Early reviews of Martin's One World Tour have cited its message of togetherness. That includes connecting with fans old and new. The former child star is still charting with dance pop and ballads alike, and he retains followers dating to the 1980s Puerto Rican boy band Menudo, as well as his 1999 worldwide smash "Livin' La Vida Loca."

"My fans in the '90s and early 2000s have grown with me on my journey of self-discovery and also influenced my musical growth,," Martin said. "But, I'm excited every time to ask the question, 'Who is at my concert for the first time?' And the whole venue fills with arms in the air.

"My fans have been there with me throughout my evolution, and social media and TV shows like 'The Voice' (Martin is a mentor on the Mexican and Australian versions) and 'La Banda' (he is a judge on the Univision vocal competition) are giving me access to a new generation that connects to my music."

Martin's concerts mix hits old and new in English and Spanish.

"We have created a beautiful journey with some greatest hits, and songs of my latest album, 'A Quien Quiera Escuchar.' The ballad section takes me and my fans back to my beginnings, before the show ends in a huge carnival that makes everyone get out of their seats and dance."

Which song causes the wildest response?

"I would say 'Livin' La Vida,' 'Cup of Life' and 'Vuelve' are turning the arena into a big backup choir," Martin said. "I love hearing the audience's reaction and to see they are having fun. They sing and dance along with me."

Time has seemingly been kind to Martin. A yoga devotee, he eschews miming any notes on stage despite constantly dancing, and switching costumes ranging from jeans to leather pants to a kilt.

Longtime fans may find it hard to believe it's been 16 years since "Livin' La Vida Loca" had Martin's festive tenor topping the world's pop-music charts and bouncing through radio waves, while the accompanying music video gained massive airplay — introducing millions to his matinee-idol face.

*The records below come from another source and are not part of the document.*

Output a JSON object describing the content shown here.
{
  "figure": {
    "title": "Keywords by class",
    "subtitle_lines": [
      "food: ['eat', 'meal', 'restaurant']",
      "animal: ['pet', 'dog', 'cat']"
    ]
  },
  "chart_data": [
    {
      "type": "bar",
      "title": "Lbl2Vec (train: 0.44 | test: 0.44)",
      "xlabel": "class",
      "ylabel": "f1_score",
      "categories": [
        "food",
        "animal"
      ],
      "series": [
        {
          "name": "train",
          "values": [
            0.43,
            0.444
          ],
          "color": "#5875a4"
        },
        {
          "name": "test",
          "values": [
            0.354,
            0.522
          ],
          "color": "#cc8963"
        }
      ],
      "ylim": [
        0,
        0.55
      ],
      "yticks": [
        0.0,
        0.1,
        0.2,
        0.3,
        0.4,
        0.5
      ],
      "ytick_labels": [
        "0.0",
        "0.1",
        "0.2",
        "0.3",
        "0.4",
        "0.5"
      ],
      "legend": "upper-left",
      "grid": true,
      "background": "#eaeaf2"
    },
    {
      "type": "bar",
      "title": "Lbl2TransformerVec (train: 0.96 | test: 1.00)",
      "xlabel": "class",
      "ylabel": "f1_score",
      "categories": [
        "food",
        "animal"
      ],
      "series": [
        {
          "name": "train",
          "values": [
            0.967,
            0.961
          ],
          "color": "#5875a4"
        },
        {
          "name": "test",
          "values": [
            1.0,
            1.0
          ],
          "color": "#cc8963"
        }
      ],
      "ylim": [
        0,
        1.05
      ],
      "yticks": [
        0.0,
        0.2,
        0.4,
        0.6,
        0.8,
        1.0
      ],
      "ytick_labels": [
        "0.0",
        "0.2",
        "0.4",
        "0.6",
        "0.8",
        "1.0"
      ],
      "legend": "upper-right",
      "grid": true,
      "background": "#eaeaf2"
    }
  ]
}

Martin's superstardom at 28 was hardly an overnight story. He'd been a show-business professional since age 6, appearing in TV commercials in his native San Juan. At 12 he joined Menudo as it was on the verge of becoming the biggest Latin American teen act of the 1980s. Born Enrique Martin Morales, he was a perfect fit for the group designed to make young girls' hearts flutter.

After five years with Menudo, Martin went solo, chasing the Spanish-language market with albums while building an acting resume. By 23 the bilingual heartthrob was starring in "General Hospital" in the role of longhaired singer "Miguel Morez."

As the 1990s drew to a close, Martin scored two major coups that busted open the floodgate for Latin pop saturating Top 40 radio with salsa and meringue rhythms. Already successful landing albums and singles on Billboard's Latin-music charts, Martin sang "The Cup of Life" ("La Copa de La Vida") from his 1998 album, "Vuelve," at the 1999 Grammy Awards — earning a standing ovation. His next single, the Spanglish "Livin' la Vida Loca," zoomed to the top of the Billboard Hot 100 chart and became his signature song.

Women constitute the majority of Martin's fan base — his concerts frequently have the flavor of a girl's night out. He's also developed a large gay male following. (The father of two finally announced his homosexuality on his website in 2010.)

A career break from 2007-10 hasn't diminished Martin's pursuits. His autobiography, "Me," hit the New York Times Best Seller list in 2011, and he performed the Che Guevara character in "Evita" on Broadway. Martin's 10th studio record, "A Quien Quiera Escuchar," hit No. 1 on the U.S. Top Latin Albums chart this year.

"It's a very romantic, honest and transparent record," Martin said. "The songs are filled with cultural influences and they reveal my emotions and the experiences I've had over the course of my life." His concert is a multicultural extravaganza, as well.

"The show is staged in various acts with amazing backup dancers and a full band composed of musicians from all over the world. We spent a lot of time creating the perfect show."